Each of these comments negatively impacted the so-called free trade in oil.

In addition,

  1. Since the OPEC cartel was created in 1960, there has effectively been no free trade in oil. OPEC’s policy has been to restrict production as closely as possible to demand, and in times of crisis, to severely shut in production until demand and then prices recovered. Its impact on Alberta has been quite critical over the years. Without OPEC restraint, oil prices would be so low that virtually all of Alberta oil production would have been uneconomic.
  2. There is currently no free trade in energy in Canada. Political interference has greatly thwarted the building of pipelines to remove surplus supplies of oil from Alberta. The capricious cancelling of the most logical pipelines, Northern Gateway and Energy East, impacted heavy oil and conventional producers in that their estimates of the expansion of take-away capacity were torpedoed. Newly proposed guidelines for pipeline approvals, in Bill C-69, are similarly designed to thwart normal regulatory procedures which, in the past, allow businesses to make decisions on take-away capacity.
  3. There is clearly a dichotomy of opinion between producers and production companies with refinery affiliations. Most producers would be happy to sell less oil at substantially higher prices, while the refinery affiliates clearly benefit from access to ridiculously low oil prices. However, it seems the oil price benefit has taken a long time to transmit itself to lower gasoline prices. A compromise between these two groups would require the wisdom of Soloman but must be attempted.
  4. Energy companies themselves cannot meet to agree to restrain production as they would be subject to anti-trust sanctions.
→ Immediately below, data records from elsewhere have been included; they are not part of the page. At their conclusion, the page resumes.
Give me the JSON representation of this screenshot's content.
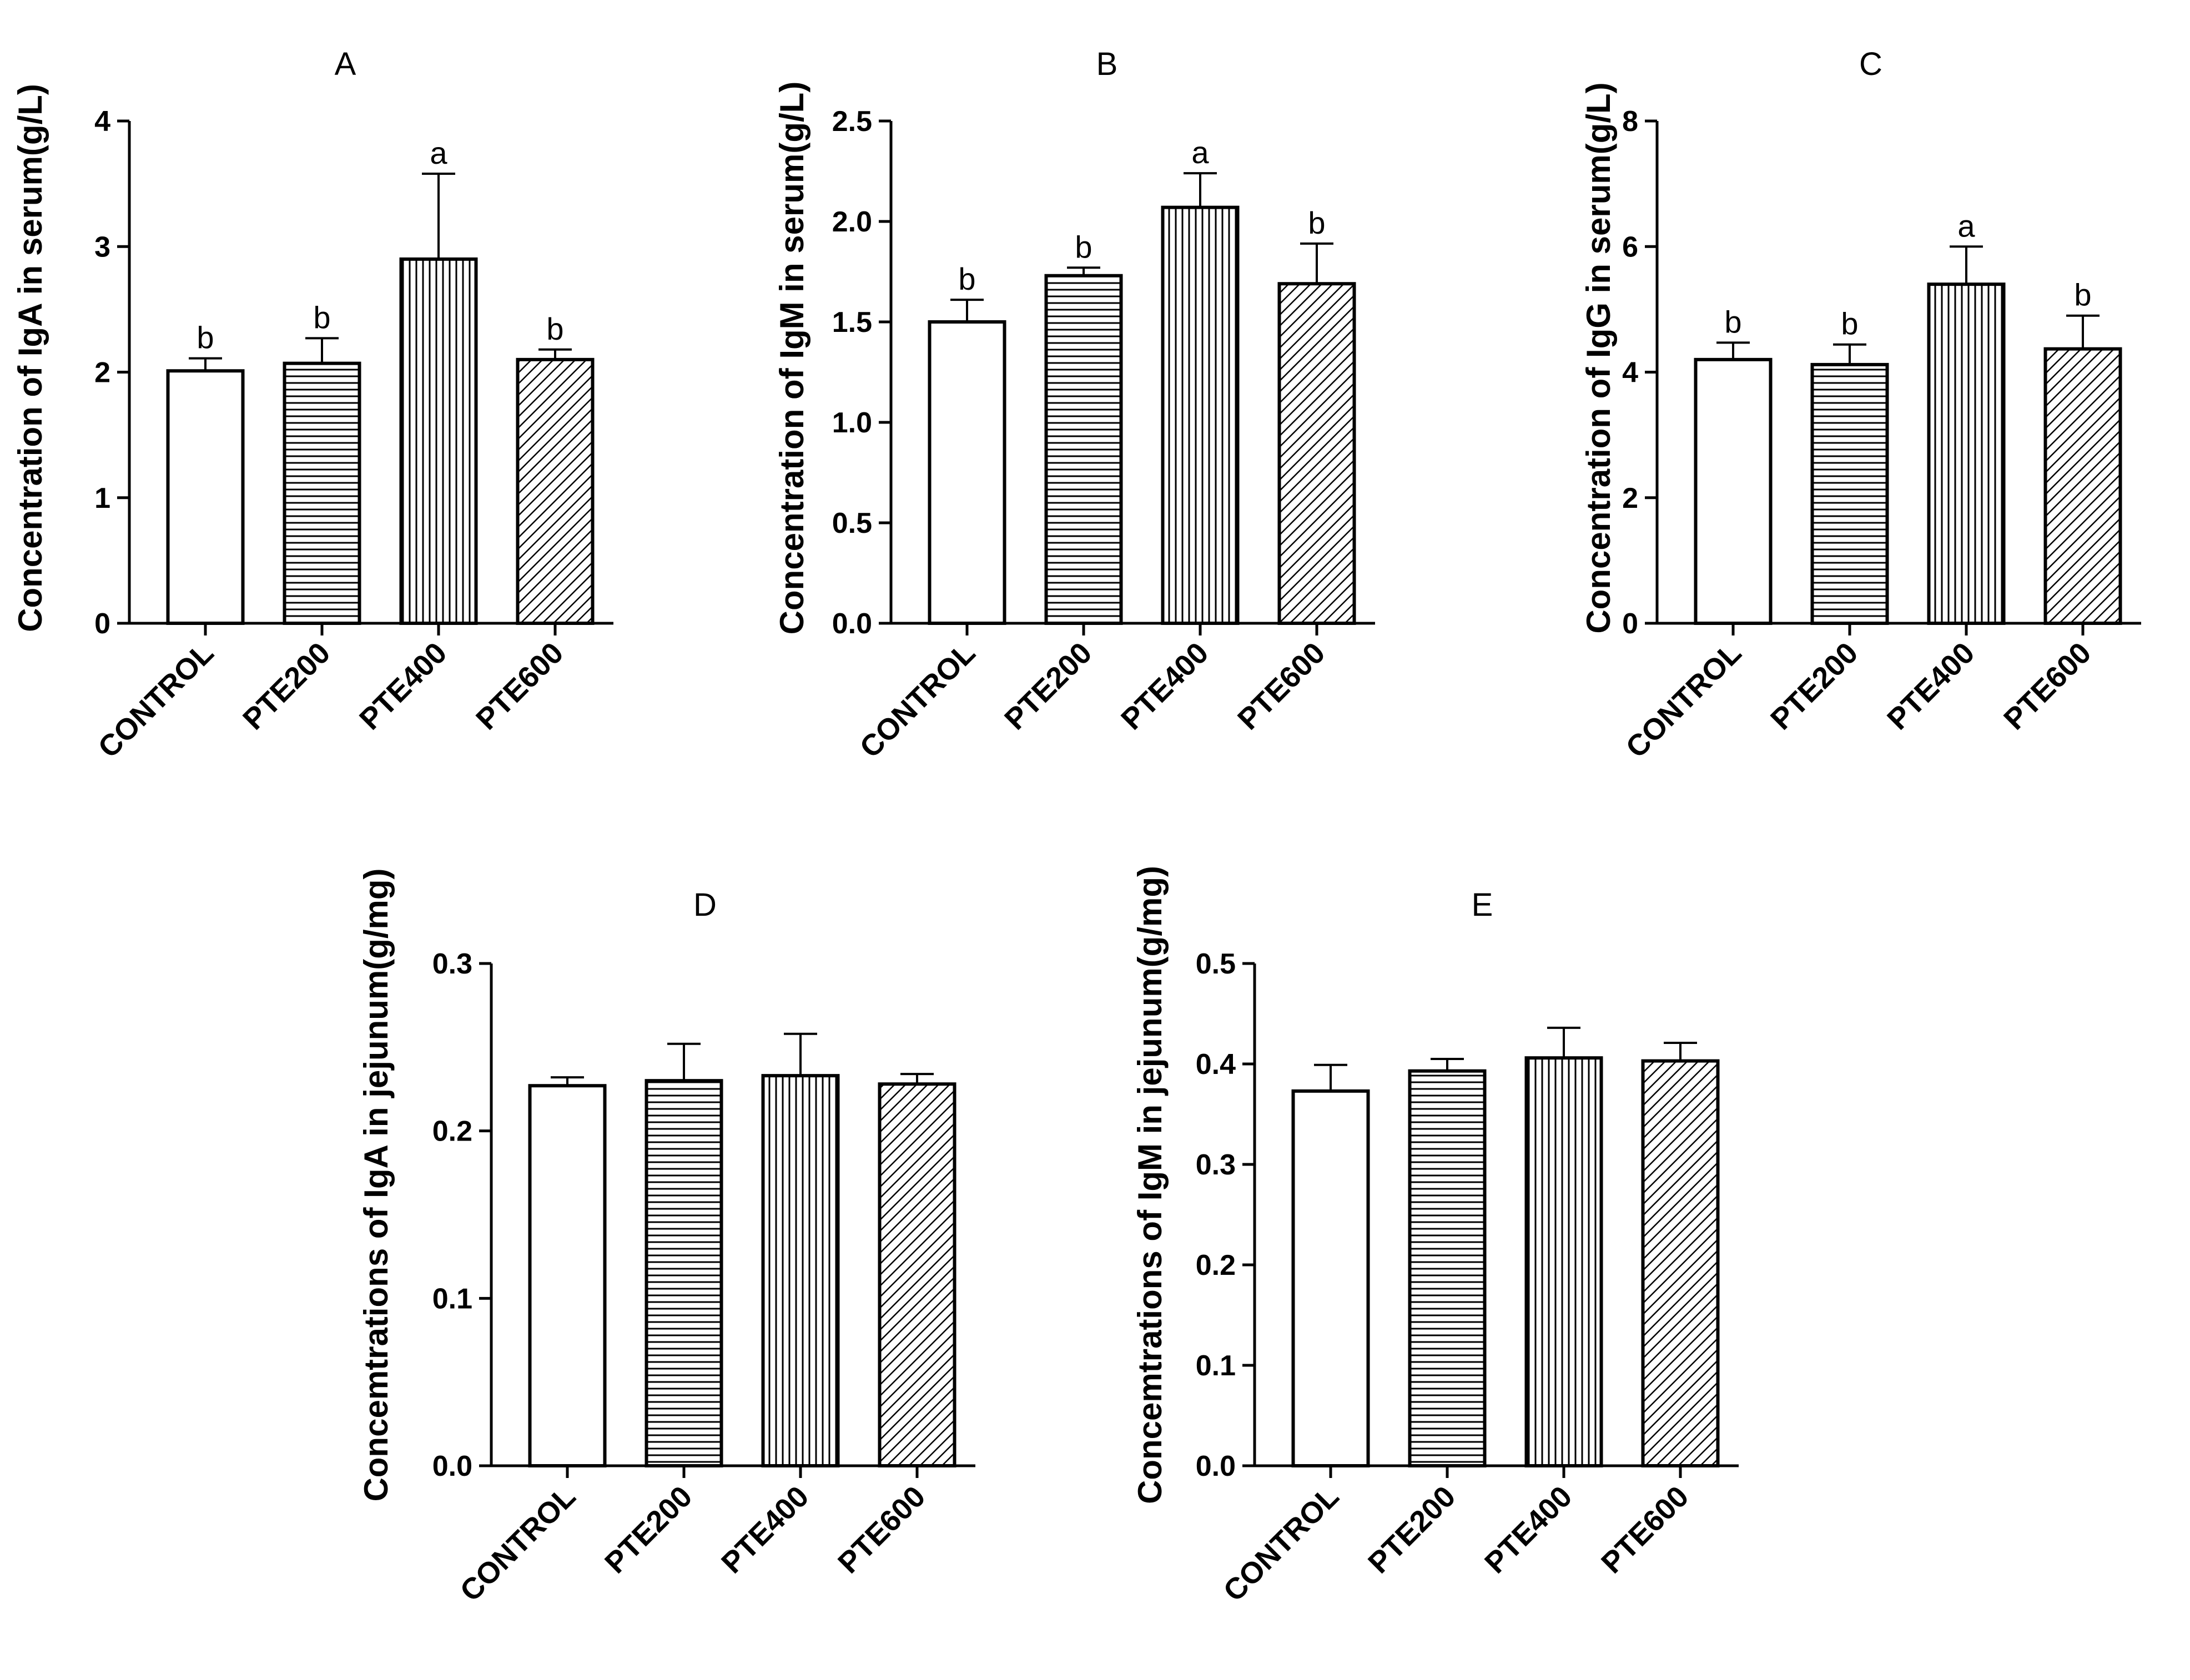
{
  "patterns": [
    "none",
    "hlines",
    "vlines",
    "diag"
  ],
  "chart_data": [
    {
      "panel": "A",
      "type": "bar",
      "title": "A",
      "ylabel": "Concentration of IgA in serum(g/L)",
      "categories": [
        "CONTROL",
        "PTE200",
        "PTE400",
        "PTE600"
      ],
      "values": [
        2.01,
        2.07,
        2.9,
        2.1
      ],
      "errors": [
        0.1,
        0.2,
        0.68,
        0.08
      ],
      "significance": [
        "b",
        "b",
        "a",
        "b"
      ],
      "ylim": [
        0,
        4
      ],
      "yticks": [
        0,
        1,
        2,
        3,
        4
      ],
      "ytick_labels": [
        "0",
        "1",
        "2",
        "3",
        "4"
      ]
    },
    {
      "panel": "B",
      "type": "bar",
      "title": "B",
      "ylabel": "Concentration of IgM in serum(g/L)",
      "categories": [
        "CONTROL",
        "PTE200",
        "PTE400",
        "PTE600"
      ],
      "values": [
        1.5,
        1.73,
        2.07,
        1.69
      ],
      "errors": [
        0.11,
        0.04,
        0.17,
        0.2
      ],
      "significance": [
        "b",
        "b",
        "a",
        "b"
      ],
      "ylim": [
        0,
        2.5
      ],
      "yticks": [
        0,
        0.5,
        1.0,
        1.5,
        2.0,
        2.5
      ],
      "ytick_labels": [
        "0.0",
        "0.5",
        "1.0",
        "1.5",
        "2.0",
        "2.5"
      ]
    },
    {
      "panel": "C",
      "type": "bar",
      "title": "C",
      "ylabel": "Concentration of IgG in serum(g/L)",
      "categories": [
        "CONTROL",
        "PTE200",
        "PTE400",
        "PTE600"
      ],
      "values": [
        4.2,
        4.12,
        5.4,
        4.37
      ],
      "errors": [
        0.27,
        0.32,
        0.6,
        0.53
      ],
      "significance": [
        "b",
        "b",
        "a",
        "b"
      ],
      "ylim": [
        0,
        8
      ],
      "yticks": [
        0,
        2,
        4,
        6,
        8
      ],
      "ytick_labels": [
        "0",
        "2",
        "4",
        "6",
        "8"
      ]
    },
    {
      "panel": "D",
      "type": "bar",
      "title": "D",
      "ylabel": "Concemtrations of IgA in jejunum(g/mg)",
      "categories": [
        "CONTROL",
        "PTE200",
        "PTE400",
        "PTE600"
      ],
      "values": [
        0.227,
        0.23,
        0.233,
        0.228
      ],
      "errors": [
        0.005,
        0.022,
        0.025,
        0.006
      ],
      "significance": [
        "",
        "",
        "",
        ""
      ],
      "ylim": [
        0,
        0.3
      ],
      "yticks": [
        0,
        0.1,
        0.2,
        0.3
      ],
      "ytick_labels": [
        "0.0",
        "0.1",
        "0.2",
        "0.3"
      ]
    },
    {
      "panel": "E",
      "type": "bar",
      "title": "E",
      "ylabel": "Concemtrations of IgM in jejunum(g/mg)",
      "categories": [
        "CONTROL",
        "PTE200",
        "PTE400",
        "PTE600"
      ],
      "values": [
        0.373,
        0.393,
        0.406,
        0.403
      ],
      "errors": [
        0.026,
        0.012,
        0.03,
        0.018
      ],
      "significance": [
        "",
        "",
        "",
        ""
      ],
      "ylim": [
        0,
        0.5
      ],
      "yticks": [
        0,
        0.1,
        0.2,
        0.3,
        0.4,
        0.5
      ],
      "ytick_labels": [
        "0.0",
        "0.1",
        "0.2",
        "0.3",
        "0.4",
        "0.5"
      ]
    }
  ]
}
In addition, the nomination of “air barrels” has to be dealt with in a regulatory fashion. Hence, only  Alberta, which ultimately owns its oil, has the authority to manage production rates in the interest of all Albertans, and also prevent the wasteful use of the resources. Alberta is coming to realize that through royalties, taxes and employment, a healthy energy industry is necessary for its financial well-being.
  5. If nothing is done, we could face potential monopoly problems. A protracted period of low oil prices could lead to the elimination of the intermediate and junior sector of the energy business. This would come about because of a lack of capital for smaller companies, inability to access pipeline space, and logically opportunistic bids for these companies’ assets while they are dead in the water.

Finally, Albertans have to realize we are in a second energy war: NEP 2.0. Yes, this is a repeat of the National Energy Program controlled by Ottawa. The impoverishment of Alberta appears to be of limited concern to the current Ottawa government. Imports of oil from Saudi Arabia, Iraq, Algeria, Angola and Mexico are still thought of as reasonable. Indeed, Maya crude, which is similar to WCS, attracts a premium price to WTI, this week $59.50, compared with the identical Alberta product, this week at $11.40 USD.

Last, I notice the rebates from the Ottawa carbon tax will be paid directly to citizens. I’m sure that is to enable all of us plebeians to clearly identify the power that is also supplying our bread and circuses!

Robert W. Lamond serves as the Chairman of Humboldt Capital Corp.